Helen Davis is the Outreach Liaison for the FFC and has been working with the organization for five years. Helen wears many hats in her role of Outreach Liaison, from putting on educational workshops to taking people to appointments, as well as throwing community get-togethers and checking in on elders in the community. She is fiercely protective of the people she serves, and she feels most fulfilled when she’s helping improve people’s lives and bringing positivity to them. Helen is dedicated to investing her whole self to this work. She spends every waking minute (when not with her family or studying for her Social Work degree) on her projects with the FFC. She says, “Everything I do is coming from the heart.” She is also very humble, and she enjoys helping people without needing accolades or recognition.
One of her favorite things to see is children and elders connecting at their events and workshops and enjoying each other’s company. Cross-generational relationships are essential to a strong community, and FFC aspires to build and strengthen them. FFC makes a point to offer these workshops for free in order to make them accessible to everyone. “[The workshops were] no cost, because a lot of people cannot take their family out to do things with them, so we bring it to them.” Input from the community is especially important; Helen states, “You can tell us what we need to do to help you.
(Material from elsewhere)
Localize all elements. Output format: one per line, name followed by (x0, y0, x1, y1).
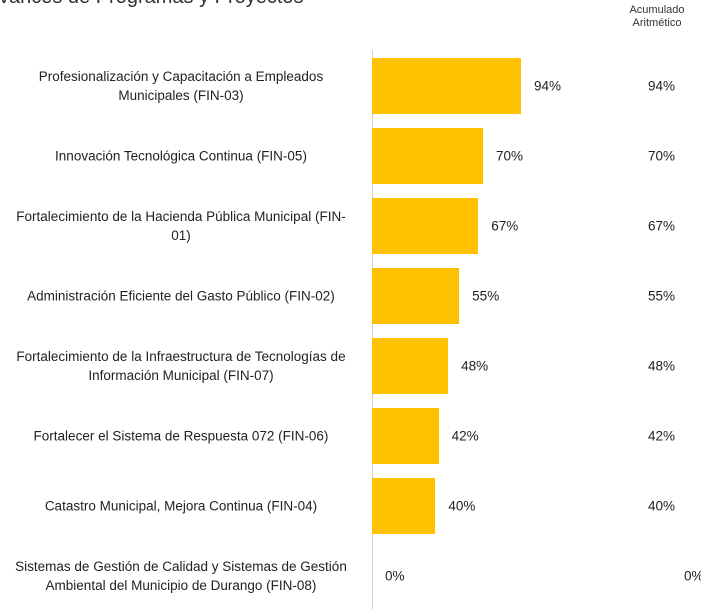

We’re not going to do what we want to do, we want to do what y’all asking us to do to make this grow, to make it build for you all.” Helen sees the FFC growing and extending its reach in the future, and they are currently striving to own a permanent office that is more accessible. Their current office is at the top of a flight of stairs, which makes it hard for some members of the community to access their services. Helen’s ability to reach out and help others is pivotal to her life, and it affects every aspect of how she approaches her work. The FFC plans to continue to grow their community connections and provide spaces for people to celebrate their culture and engage with their neighbors. They are always looking for input from members of the community on how to improve their services, and anyone interested in sharing their thoughts.
Helen began her journey with the Family Freedom Center when it was a program of Community Action Duluth and Helen was an employee. Family Freedom Center incubated with CAD, and eventually outgrew its status as a program. With its own vision, stability, and leadership, Family Freedom Center became its own nonprofit and Helen moved on with it. Now her relationship with CAD has come full circle: she recently joined the board of directors of Community Action Duluth and will be able to influence future organizational decisions.